6. **UHMWPE (Ultra-High Molecular Weight Polyethylene):**

   - Characteristics: Molecular weight over 3 million, almost zero melt flow, processed through thermal or cold pressing, superior to PTFE in comprehensive properties, extremely high strength, wear resistance, self-lubricating, used for mechanical wear parts, chain guides, bulletproof vests, and extensively in textiles, paper, packaging, transportation, machinery, chemicals, mining, oil, agriculture, construction, electrical, food, medical, sports, and refrigeration industries.

Polyethylene Formulation Considerations

1. Polyethylene and its copolymers (e.g., EVA, ethylene-vinyl alcohol copolymer) have good compatibility, allowing for performance improvement through blending.

2. Product properties can vary significantly with different production processes, even with the same material, highlighting the importance of production formula and process parameters.

3. When blending rubber with plastic, use powdered rubber or thoroughly mix in a two-roll mill before pelletizing. For functional additives like fillers, antioxidants, and antistatic agents, use masterbatches for uniform addition.

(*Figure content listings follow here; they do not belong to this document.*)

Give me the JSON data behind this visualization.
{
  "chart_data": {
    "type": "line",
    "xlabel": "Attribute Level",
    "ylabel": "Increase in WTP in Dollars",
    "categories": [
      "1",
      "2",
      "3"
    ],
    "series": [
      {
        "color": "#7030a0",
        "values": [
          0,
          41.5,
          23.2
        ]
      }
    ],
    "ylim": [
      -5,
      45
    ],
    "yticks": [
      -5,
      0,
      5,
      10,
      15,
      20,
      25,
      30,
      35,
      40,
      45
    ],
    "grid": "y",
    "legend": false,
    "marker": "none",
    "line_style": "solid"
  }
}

4. The key principle in formulation is to meet product requirements with the cheapest and simplest production method.

Main Methods:

Polyethylene is produced using liquid phase (solution and slurry) and gas phase methods, primarily employing Ziegler catalysts. For example, HDPE is obtained by polymerizing ethylene with a purity above 99% in the presence of titanium tetrachloride and diethylaluminum chloride catalyst at 0.1-0.5 MPa and 65-75°C in gasoline. The slurry is then treated to remove residual catalyst, neutralized, washed, and dried to produce the final product.